Esta metodología de gobierno directo permite que sea el propio pueblo quien identifique y priorice las soluciones a sus necesidades más urgentes, según informó el ejecutivo. La convocatoria está dirigida a todos los consejos comunales y comunas, llamados a movilizarse bajo el espíritu de las «guerreras venezolanas».
La presidenta encarga también anunció que este mes se realizará el segundo Obratón, con 8.234 obras listas para el pueblo venezolano, reforzando la ejecución de políticas públicas desde la base organizada.
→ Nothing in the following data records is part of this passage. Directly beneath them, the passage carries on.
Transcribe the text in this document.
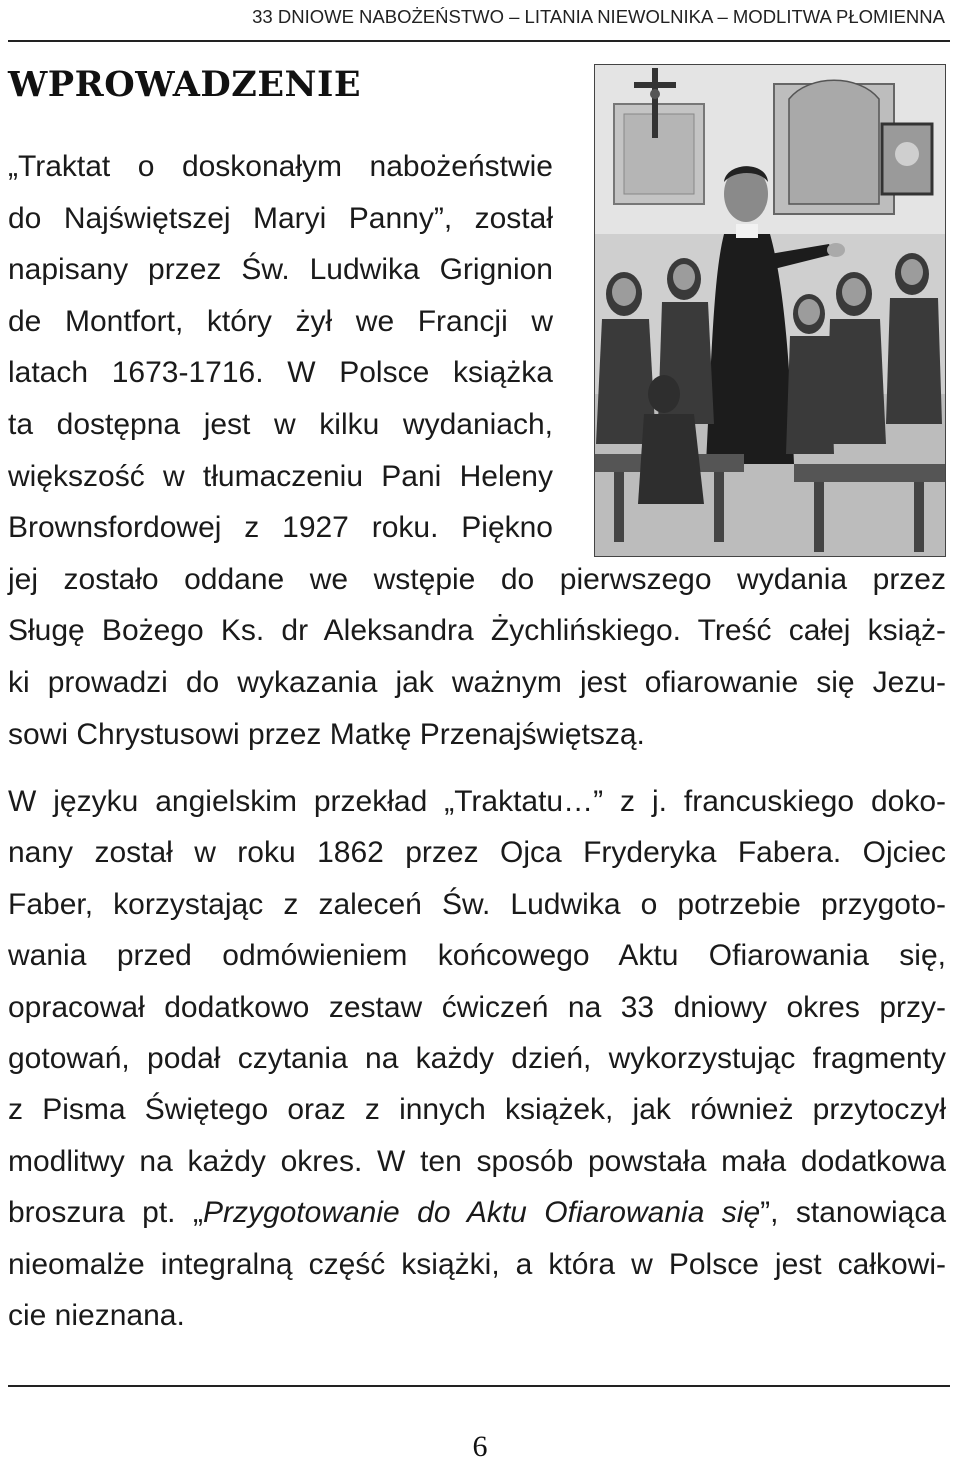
33 DNIOWE NABOŻEŃSTWO – LITANIA NIEWOLNIKA – MODLITWA PŁOMIENNA
WPROWADZENIE
„Traktat o doskonałym nabożeństwie
do Najświętszej Maryi Panny”, został
napisany przez Św. Ludwika Grignion
de Montfort, który żył we Francji w
latach 1673-1716. W Polsce książka
ta dostępna jest w kilku wydaniach,
większość w tłumaczeniu Pani Heleny
Brownsfordowej z 1927 roku. Piękno
jej zostało oddane we wstępie do pierwszego wydania przez
Sługę Bożego Ks. dr Aleksandra Żychlińskiego. Treść całej książ-
ki prowadzi do wykazania jak ważnym jest ofiarowanie się Jezu-
sowi Chrystusowi przez Matkę Przenajświętszą.
W języku angielskim przekład „Traktatu…” z j. francuskiego doko-
nany został w roku 1862 przez Ojca Fryderyka Fabera. Ojciec
Faber, korzystając z zaleceń Św. Ludwika o potrzebie przygoto-
wania przed odmówieniem końcowego Aktu Ofiarowania się,
opracował dodatkowo zestaw ćwiczeń na 33 dniowy okres przy-
gotowań, podał czytania na każdy dzień, wykorzystując fragmenty
z Pisma Świętego oraz z innych książek, jak również przytoczył
modlitwy na każdy okres. W ten sposób powstała mała dodatkowa
broszura pt. „Przygotowanie do Aktu Ofiarowania się”, stanowiąca
nieomalże integralną część książki, a która w Polsce jest całkowi-
cie nieznana.
6
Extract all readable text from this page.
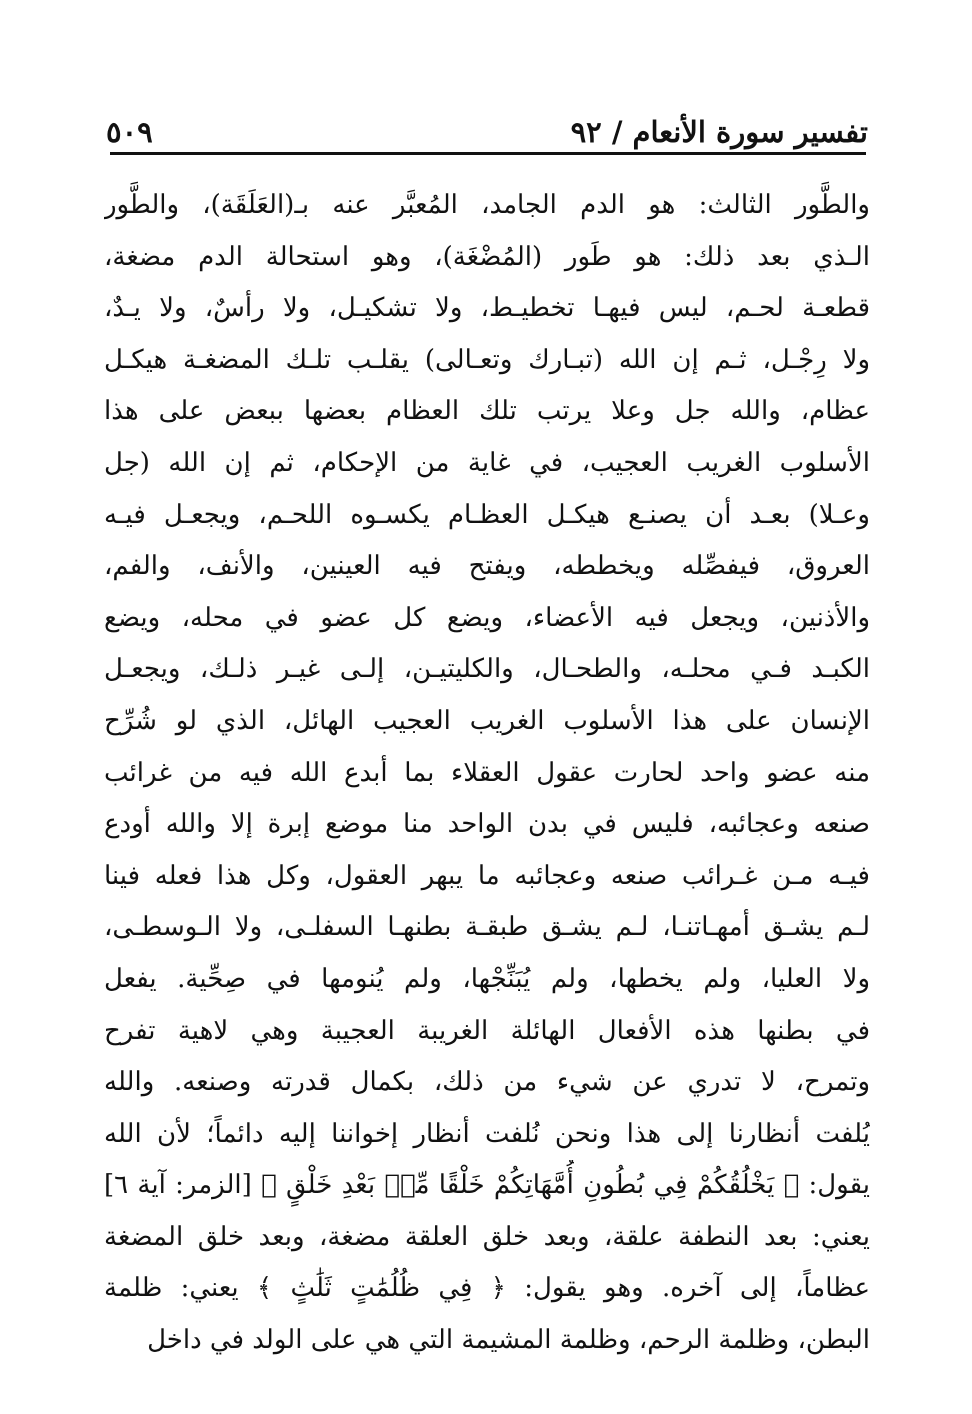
تفسير سورة الأنعام / ٩٢
٥٠٩
والطَّور الثالث: هو الدم الجامد، المُعبَّر عنه بـ(العَلَقَة)، والطَّور
الـذي بعد ذلك: هو طَور (المُضْغَة)، وهو استحالة الدم مضغة،
قطعـة لحـم، ليس فيهـا تخطيـط، ولا تشكيـل، ولا رأسٌ، ولا يـدٌ،
ولا رِجْـل، ثـم إن الله (تبـارك وتعـالى) يقلـب تلـك المضغـة هيكـل
عظام، والله جل وعلا يرتب تلك العظام بعضها ببعض على هذا
الأسلوب الغريب العجيب، في غاية من الإحكام، ثم إن الله (جل
وعـلا) بعـد أن يصنـع هيكـل العظـام يكسـوه اللحـم، ويجعـل فيـه
العروق، فيفصِّله ويخططه، ويفتح فيه العينين، والأنف، والفم،
والأذنين، ويجعل فيه الأعضاء، ويضع كل عضو في محله، ويضع
الكبـد فـي محلـه، والطحـال، والكليتيـن، إلـى غيـر ذلـك، ويجعـل
الإنسان على هذا الأسلوب الغريب العجيب الهائل، الذي لو شُرِّح
منه عضو واحد لحارت عقول العقلاء بما أبدع الله فيه من غرائب
صنعه وعجائبه، فليس في بدن الواحد منا موضع إبرة إلا والله أودع
فيـه مـن غـرائب صنعه وعجائبه ما يبهر العقول، وكل هذا فعله فينا
لـم يشـق أمهـاتنـا، لـم يشـق طبقـة بطنهـا السفلـى، ولا الـوسطـى،
ولا العليا، ولم يخطها، ولم يُبَنِّجْها، ولم يُنومها في صِحِّية. يفعل
في بطنها هذه الأفعال الهائلة الغريبة العجيبة وهي لاهية تفرح
وتمرح، لا تدري عن شيء من ذلك، بكمال قدرته وصنعه. والله
يُلفت أنظارنا إلى هذا ونحن نُلفت أنظار إخواننا إليه دائماً؛ لأن الله
يقول: ﴿ يَخْلُقُكُمْ فِي بُطُونِ أُمَّهَاتِكُمْ خَلْقًا مِّنۢ بَعْدِ خَلْقٍ ﴾ [الزمر: آية ٦]
يعني: بعد النطفة علقة، وبعد خلق العلقة مضغة، وبعد خلق المضغة
عظاماً، إلى آخره. وهو يقول: ﴿ فِي ظُلُمَٰتٍ ثَلَٰثٍ ﴾ يعني: ظلمة
البطن، وظلمة الرحم، وظلمة المشيمة التي هي على الولد في داخل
Además, exhortó a gobernadores y alcaldes a trabajar unidos por «Venezuela, por el pueblo y por la paz y por la tranquilidad económica, política y social» de la nación.
«Que nos vean como lo que somos, un poder en ejercicio, un poder en acción para los valores más altos de Nuestra República y para lo más sagrado que debe ser la felicidad del pueblo venezolano», expresó la mandataria.
Con este proceso, Venezuela continúa profundizando su modelo de democracia directa, donde la ejecución de los recursos queda en manos del pueblo organizado para garantizar la transparencia y eficiencia en cada obra.